Pollution
Humain
Environnement
Economique

A 34,000-tonne inventory of bone meal under a hangar awaiting destruction began to heat. A passerby noticed a glow and notified the site watchman. A response covering a few m² with a powder extinguisher halted the phenomenon. The characteristics of this stock (16 to 18 m high vs. the 8-to-12 m guideline, with the added mass of sub-layers altering the temperature map, creating a dust explosion risk, etc.) complicated the emergency intervention. An expert was commissioned. Continuous measurements showed hotspots (up to 150°C). Cooling by means of dry ice was attempted but quickly renounced due to its inherent lack of effectiveness and CO2 release. The favoured option then became the spreading of thin layers approx. 50 cm thick.
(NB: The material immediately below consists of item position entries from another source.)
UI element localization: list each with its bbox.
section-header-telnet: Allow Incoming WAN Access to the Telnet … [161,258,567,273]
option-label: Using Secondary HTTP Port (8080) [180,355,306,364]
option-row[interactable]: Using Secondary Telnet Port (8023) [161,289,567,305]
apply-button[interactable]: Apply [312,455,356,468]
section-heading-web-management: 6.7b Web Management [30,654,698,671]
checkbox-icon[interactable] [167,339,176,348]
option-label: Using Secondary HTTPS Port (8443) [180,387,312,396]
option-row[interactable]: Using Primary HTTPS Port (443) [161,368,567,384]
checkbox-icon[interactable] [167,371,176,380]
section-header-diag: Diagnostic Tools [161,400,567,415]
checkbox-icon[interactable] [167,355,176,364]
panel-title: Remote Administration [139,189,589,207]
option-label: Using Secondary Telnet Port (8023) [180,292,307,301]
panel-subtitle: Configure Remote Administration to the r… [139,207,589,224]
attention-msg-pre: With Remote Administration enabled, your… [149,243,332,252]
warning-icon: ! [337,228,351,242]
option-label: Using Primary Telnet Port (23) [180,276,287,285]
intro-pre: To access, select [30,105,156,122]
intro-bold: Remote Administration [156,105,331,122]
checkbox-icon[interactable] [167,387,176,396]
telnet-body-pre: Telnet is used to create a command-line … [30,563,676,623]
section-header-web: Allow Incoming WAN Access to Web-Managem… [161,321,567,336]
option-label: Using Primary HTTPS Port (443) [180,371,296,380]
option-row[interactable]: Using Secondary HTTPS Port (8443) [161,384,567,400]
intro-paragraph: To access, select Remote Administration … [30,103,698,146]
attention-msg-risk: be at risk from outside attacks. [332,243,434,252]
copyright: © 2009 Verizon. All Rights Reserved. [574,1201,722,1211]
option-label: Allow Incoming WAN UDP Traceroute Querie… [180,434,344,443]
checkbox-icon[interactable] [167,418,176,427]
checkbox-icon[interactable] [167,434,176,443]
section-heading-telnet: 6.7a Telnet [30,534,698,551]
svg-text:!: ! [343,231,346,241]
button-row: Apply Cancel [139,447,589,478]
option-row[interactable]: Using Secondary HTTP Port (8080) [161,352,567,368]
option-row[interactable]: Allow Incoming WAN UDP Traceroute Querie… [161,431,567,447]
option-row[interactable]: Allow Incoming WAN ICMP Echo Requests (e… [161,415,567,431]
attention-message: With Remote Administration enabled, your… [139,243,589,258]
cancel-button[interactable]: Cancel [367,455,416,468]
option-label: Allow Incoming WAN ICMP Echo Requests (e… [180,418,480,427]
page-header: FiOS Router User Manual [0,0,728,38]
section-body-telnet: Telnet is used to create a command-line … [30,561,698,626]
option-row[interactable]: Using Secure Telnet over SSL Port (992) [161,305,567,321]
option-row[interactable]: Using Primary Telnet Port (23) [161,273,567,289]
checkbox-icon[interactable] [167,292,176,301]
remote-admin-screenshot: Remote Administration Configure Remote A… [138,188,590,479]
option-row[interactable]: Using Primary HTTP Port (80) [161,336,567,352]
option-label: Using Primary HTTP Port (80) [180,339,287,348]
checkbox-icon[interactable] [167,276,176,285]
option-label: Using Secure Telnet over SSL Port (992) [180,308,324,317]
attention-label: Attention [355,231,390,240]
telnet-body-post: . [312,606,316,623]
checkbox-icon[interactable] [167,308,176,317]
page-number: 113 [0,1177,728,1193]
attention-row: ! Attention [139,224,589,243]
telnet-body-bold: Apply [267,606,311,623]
Covering the pile allowed interrupting the exothermic reaction (by restricting air intake) and lowering overall temperature. A proportion of the hangar stock was transferred, once the temperature had been cooled to below 35°C, to the neighbouring hangar whose height was limited to 8 metres. The cooling and building-to-building transfer operations were conducted between July and December 1999. Air samples extracted within a 500-m radius revealed that the incident had not generated any significant pollution. The removal of bone meal from storage took several months since it depended on the incineration capacities at either the cement works or a specialised centre. The inventory was completely cleared by the end of 2001 through shipping to cement works in foreign countries for use as fuel.